Offline reinforcement learning is inherently limited by its pessimistic nature, which constrains the agent’s ability to explore online and collect new data. To address this, this work proposes a vector field–based reward shaping method that guides non-adaptive policies to safely and persistently explore along the boundary of the uncertainty manifold. The approach integrates an uncertainty oracle, a gradient alignment term, and a rotational flow component to steer exploration while preserving task performance. By introducing vector fields into reward shaping—a novel contribution in this context—the method effectively mitigates degenerate stagnation behaviors commonly observed during boundary exploration.
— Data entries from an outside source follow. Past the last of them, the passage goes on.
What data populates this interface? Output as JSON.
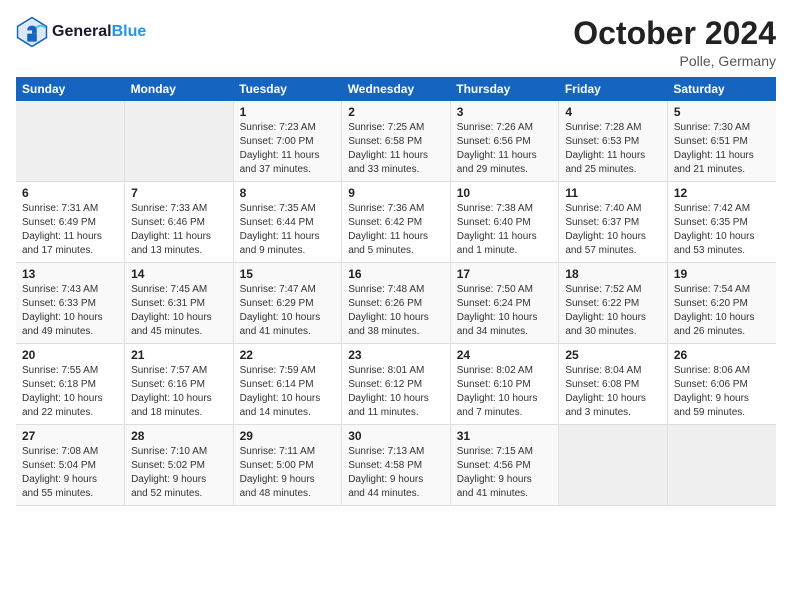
{
  "logo": {
    "line1": "General",
    "line2": "Blue"
  },
  "title": "October 2024",
  "location": "Polle, Germany",
  "weekdays": [
    "Sunday",
    "Monday",
    "Tuesday",
    "Wednesday",
    "Thursday",
    "Friday",
    "Saturday"
  ],
  "rows": [
    [
      {
        "day": "",
        "content": ""
      },
      {
        "day": "",
        "content": ""
      },
      {
        "day": "1",
        "content": "Sunrise: 7:23 AM\nSunset: 7:00 PM\nDaylight: 11 hours\nand 37 minutes."
      },
      {
        "day": "2",
        "content": "Sunrise: 7:25 AM\nSunset: 6:58 PM\nDaylight: 11 hours\nand 33 minutes."
      },
      {
        "day": "3",
        "content": "Sunrise: 7:26 AM\nSunset: 6:56 PM\nDaylight: 11 hours\nand 29 minutes."
      },
      {
        "day": "4",
        "content": "Sunrise: 7:28 AM\nSunset: 6:53 PM\nDaylight: 11 hours\nand 25 minutes."
      },
      {
        "day": "5",
        "content": "Sunrise: 7:30 AM\nSunset: 6:51 PM\nDaylight: 11 hours\nand 21 minutes."
      }
    ],
    [
      {
        "day": "6",
        "content": "Sunrise: 7:31 AM\nSunset: 6:49 PM\nDaylight: 11 hours\nand 17 minutes."
      },
      {
        "day": "7",
        "content": "Sunrise: 7:33 AM\nSunset: 6:46 PM\nDaylight: 11 hours\nand 13 minutes."
      },
      {
        "day": "8",
        "content": "Sunrise: 7:35 AM\nSunset: 6:44 PM\nDaylight: 11 hours\nand 9 minutes."
      },
      {
        "day": "9",
        "content": "Sunrise: 7:36 AM\nSunset: 6:42 PM\nDaylight: 11 hours\nand 5 minutes."
      },
      {
        "day": "10",
        "content": "Sunrise: 7:38 AM\nSunset: 6:40 PM\nDaylight: 11 hours\nand 1 minute."
      },
      {
        "day": "11",
        "content": "Sunrise: 7:40 AM\nSunset: 6:37 PM\nDaylight: 10 hours\nand 57 minutes."
      },
      {
        "day": "12",
        "content": "Sunrise: 7:42 AM\nSunset: 6:35 PM\nDaylight: 10 hours\nand 53 minutes."
      }
    ],
    [
      {
        "day": "13",
        "content": "Sunrise: 7:43 AM\nSunset: 6:33 PM\nDaylight: 10 hours\nand 49 minutes."
      },
      {
        "day": "14",
        "content": "Sunrise: 7:45 AM\nSunset: 6:31 PM\nDaylight: 10 hours\nand 45 minutes."
      },
      {
        "day": "15",
        "content": "Sunrise: 7:47 AM\nSunset: 6:29 PM\nDaylight: 10 hours\nand 41 minutes."
      },
      {
        "day": "16",
        "content": "Sunrise: 7:48 AM\nSunset: 6:26 PM\nDaylight: 10 hours\nand 38 minutes."
      },
      {
        "day": "17",
        "content": "Sunrise: 7:50 AM\nSunset: 6:24 PM\nDaylight: 10 hours\nand 34 minutes."
      },
      {
        "day": "18",
        "content": "Sunrise: 7:52 AM\nSunset: 6:22 PM\nDaylight: 10 hours\nand 30 minutes."
      },
      {
        "day": "19",
        "content": "Sunrise: 7:54 AM\nSunset: 6:20 PM\nDaylight: 10 hours\nand 26 minutes."
      }
    ],
    [
      {
        "day": "20",
        "content": "Sunrise: 7:55 AM\nSunset: 6:18 PM\nDaylight: 10 hours\nand 22 minutes."
      },
      {
        "day": "21",
        "content": "Sunrise: 7:57 AM\nSunset: 6:16 PM\nDaylight: 10 hours\nand 18 minutes."
      },
      {
        "day": "22",
        "content": "Sunrise: 7:59 AM\nSunset: 6:14 PM\nDaylight: 10 hours\nand 14 minutes."
      },
      {
        "day": "23",
        "content": "Sunrise: 8:01 AM\nSunset: 6:12 PM\nDaylight: 10 hours\nand 11 minutes."
      },
      {
        "day": "24",
        "content": "Sunrise: 8:02 AM\nSunset: 6:10 PM\nDaylight: 10 hours\nand 7 minutes."
      },
      {
        "day": "25",
        "content": "Sunrise: 8:04 AM\nSunset: 6:08 PM\nDaylight: 10 hours\nand 3 minutes."
      },
      {
        "day": "26",
        "content": "Sunrise: 8:06 AM\nSunset: 6:06 PM\nDaylight: 9 hours\nand 59 minutes."
      }
    ],
    [
      {
        "day": "27",
        "content": "Sunrise: 7:08 AM\nSunset: 5:04 PM\nDaylight: 9 hours\nand 55 minutes."
      },
      {
        "day": "28",
        "content": "Sunrise: 7:10 AM\nSunset: 5:02 PM\nDaylight: 9 hours\nand 52 minutes."
      },
      {
        "day": "29",
        "content": "Sunrise: 7:11 AM\nSunset: 5:00 PM\nDaylight: 9 hours\nand 48 minutes."
      },
      {
        "day": "30",
        "content": "Sunrise: 7:13 AM\nSunset: 4:58 PM\nDaylight: 9 hours\nand 44 minutes."
      },
      {
        "day": "31",
        "content": "Sunrise: 7:15 AM\nSunset: 4:56 PM\nDaylight: 9 hours\nand 41 minutes."
      },
      {
        "day": "",
        "content": ""
      },
      {
        "day": "",
        "content": ""
      }
    ]
  ]
}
Empirical results in 2D continuous navigation tasks demonstrate that the agent efficiently gathers high-information, safe new data without compromising primary task performance.
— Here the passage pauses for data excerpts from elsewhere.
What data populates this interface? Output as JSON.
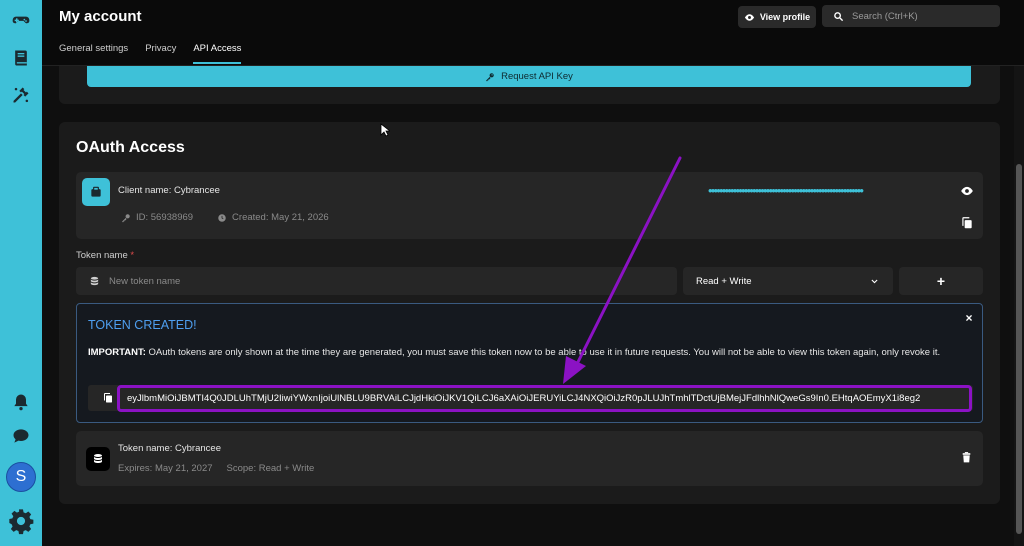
{
  "header": {
    "title": "My account",
    "view_profile_label": "View profile",
    "search_placeholder": "Search (Ctrl+K)"
  },
  "tabs": [
    {
      "label": "General settings",
      "active": false
    },
    {
      "label": "Privacy",
      "active": false
    },
    {
      "label": "API Access",
      "active": true
    }
  ],
  "rail": {
    "items": [
      "gamepad-icon",
      "book-icon",
      "tools-icon",
      "bell-icon",
      "chat-icon",
      "settings-gear-icon"
    ],
    "avatar_letter": "S"
  },
  "api_key": {
    "request_label": "Request API Key"
  },
  "oauth": {
    "title": "OAuth Access",
    "client": {
      "name": "Client name: Cybrancee",
      "id": "ID: 56938969",
      "created": "Created: May 21, 2026",
      "masked_secret": "••••••••••••••••••••••••••••••••••••••••••••••••••••••••"
    },
    "token_name_label": "Token name",
    "required_mark": "*",
    "token_name_placeholder": "New token name",
    "scope_selected": "Read + Write",
    "add_label": "+",
    "created": {
      "title": "TOKEN CREATED!",
      "important_label": "IMPORTANT:",
      "important_text": " OAuth tokens are only shown at the time they are generated, you must save this token now to be able to use it in future requests. You will not be able to view this token again, only revoke it.",
      "token_value": "eyJlbmMiOiJBMTI4Q0JDLUhTMjU2IiwiYWxnIjoiUlNBLU9BRVAiLCJjdHkiOiJKV1QiLCJ6aXAiOiJERUYiLCJ4NXQiOiJzR0pJLUJhTmhlTDctUjBMejJFdlhhNlQweGs9In0.EHtqAOEmyX1i8eg2",
      "close_label": "×"
    },
    "token_item": {
      "name": "Token name: Cybrancee",
      "expires": "Expires: May 21, 2027",
      "scope": "Scope: Read + Write"
    }
  },
  "colors": {
    "accent": "#3ec1d8",
    "annotation": "#8b12c4",
    "created_title": "#4e9ff0"
  }
}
While offline reinforcement learning provides reliable policies for real-world deployment, its inherent pessimism severely restricts an agent's ability to explore and collect novel data online. Drawing inspiration from safe reinforcement learning, exploring near the boundary of regions well covered by the offline dataset and reliably modeled by the simulator allows an agent to take manageable risks--venturing into informative but moderate-uncertainty states while remaining close enough to familiar regions for safe recovery. However, naively rewarding this boundary-seeking behavior can lead to a degenerate parking behavior, where the agent simply stops once it reaches the frontier. To solve this, we propose a novel vector-field reward shaping paradigm designed to induce continuous, safe boundary exploration for non-adaptive deployed policies. Operating on an uncertainty oracle trained from offline data, our reward combines two complementary components: a gradient-alignment term that attracts the agent toward a target uncertainty level, and a rotational-flow term that promotes motion along the local tangent plane of the uncertainty manifold. Through theoretical analysis, we show that this reward structure naturally induces sustained exploratory behavior along the boundary while preventing degenerate solutions. Empirically, by integrating our proposed reward shaping with Soft Actor-Critic on a 2D continuous navigation task, we validate that agents successfully traverse uncertainty boundaries while balancing safe, informative data collection with primary task completion.